E-Discovery Counsel: A Key Member of the Litigation Team

March Madness has been electric in Richmond, Virginia.  Two Cinderella teams in the Sweet Sixteen.  Now, one in the Final Four.  Has that happened to any other city the size of Richmond?  I didn’t bother to Google it because I really didn’t want to know.  It is enough that it happened to us.  The University of Richmond Spiders lost a tough game against Kansas, but the college basketball nation has been blown away by the VCU Rams.  No matter what happens on Saturday night against Butler (another great team, but not really a Cinderella anymore), Richmond, Virginia will be rockin’.
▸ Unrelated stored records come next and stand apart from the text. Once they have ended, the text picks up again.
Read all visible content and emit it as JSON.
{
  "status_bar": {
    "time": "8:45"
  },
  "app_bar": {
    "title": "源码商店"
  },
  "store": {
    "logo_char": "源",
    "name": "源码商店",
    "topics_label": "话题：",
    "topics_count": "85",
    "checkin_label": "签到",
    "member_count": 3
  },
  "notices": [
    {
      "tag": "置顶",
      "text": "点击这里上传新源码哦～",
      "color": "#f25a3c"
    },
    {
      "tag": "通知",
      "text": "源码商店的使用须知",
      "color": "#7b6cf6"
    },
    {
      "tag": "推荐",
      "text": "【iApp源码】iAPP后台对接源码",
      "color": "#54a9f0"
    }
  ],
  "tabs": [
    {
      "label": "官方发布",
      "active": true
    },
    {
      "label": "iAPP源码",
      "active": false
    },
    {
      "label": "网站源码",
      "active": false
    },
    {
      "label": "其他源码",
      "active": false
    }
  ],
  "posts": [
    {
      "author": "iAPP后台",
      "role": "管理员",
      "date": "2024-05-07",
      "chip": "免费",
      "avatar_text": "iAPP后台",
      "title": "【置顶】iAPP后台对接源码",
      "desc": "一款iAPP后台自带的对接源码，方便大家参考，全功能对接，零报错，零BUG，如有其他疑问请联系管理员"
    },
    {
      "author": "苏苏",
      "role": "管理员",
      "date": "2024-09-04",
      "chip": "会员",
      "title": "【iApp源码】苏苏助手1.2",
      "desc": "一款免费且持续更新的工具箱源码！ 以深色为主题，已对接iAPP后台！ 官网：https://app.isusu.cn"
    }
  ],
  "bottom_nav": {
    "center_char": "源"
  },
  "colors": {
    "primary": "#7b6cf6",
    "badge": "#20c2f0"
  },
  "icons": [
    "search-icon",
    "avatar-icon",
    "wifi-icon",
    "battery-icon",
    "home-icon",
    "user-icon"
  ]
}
I confess that I’ve not been a stalwart fan of our hometown heroes, and saw my first game the other night in the round of 32, when VCU shamed Purdue and staked its claim as a true Cinderella in 2011 (take that, Mr. Vitale).  What amazed me the most was that this is not a team with a Jimmer Fredette, a player long in the national spotlight that can nearly carry a team on his shoulders.  This is a team.  Certainly, we’ve got some great players.  I love Joey Rodriguez – fast, athletic, incredible vision, completely unselfish.  But what makes this team win is that it plays as a team.

So, what’s the hook, you ask?  What in the world can Richmond’s Cinderella teams have to do with e-discovery?  The answer, as with many of my posts, lies in my manufacturing past.  Having worked in a factory, one learns to appreciate specialization.  To create a semiconductor chip or a computer module, one does not dump a pile of parts (or chemicals) onto a table, grab an engineer or technician, and say, “get to work.”  Manufacturing is the perfect example of specialization at its best.  All of the raw materials and component parts staged in perfect array; complex automated equipment performing singular tasks in perfect harmony; expertly trained operators, technicians and engineers performing discrete tasks; each and every participant in the process critical and interdependent.  That is teamwork based on specialization.

Then I became a litigator and was exposed to the myth that a great lawyer can do everything.  Sure, there are some excellent general practitioners out there, writing wills, handling a criminal case or two, forming a business, and settling a divorce.  But every one of those generalists knows where his or her limits lie, and, when the stakes are high, they’ll refer their best clients out to a specialist.  Personally, I started out as a generalist, and many associates do, dabbling in commercial, IP and products liability litigation.  Over the years, I specialized, focusing on products, and then on tires, and then on discovery, ultimately dedicating my career to e-discovery.  I would never think to counsel someone on an  irrevocable trust or handle a criminal matter.   Yet, time and time again, I will see attorney profiles listing, among a number of other specialties, e-discovery.

We have passed the point where e-discovery can be thought of as a sideline.  Determining how to extract information from a SQL database in a “reasonably usable format” complete with key metadata is a far cry from thumbing through file folders for important e-mails.  You might not need a specialist to notice white-out on a memorandum, but you’d have no trouble hiring a handwriting expert to authenticate a signature.  Understanding whether electronically stored information (ESI) is in its original condition is closer to authenticating handwriting than spotting correction tape.

Just like the VCU Rams, a litigation team functions best when the members focus on their respective strengths, operate unselfishly to accomplish the joint objective, leaving aside personal considerations in favor of the client’s best interests.  I think I would have been an excellent trial attorney had my career taken that path.  But you should not hire an e-discovery lawyer to voir dire your jury or cross-examine the critical witness in your most important case.  When it comes to e-discovery, however, you definitely need a Joey Rodriguez on the team.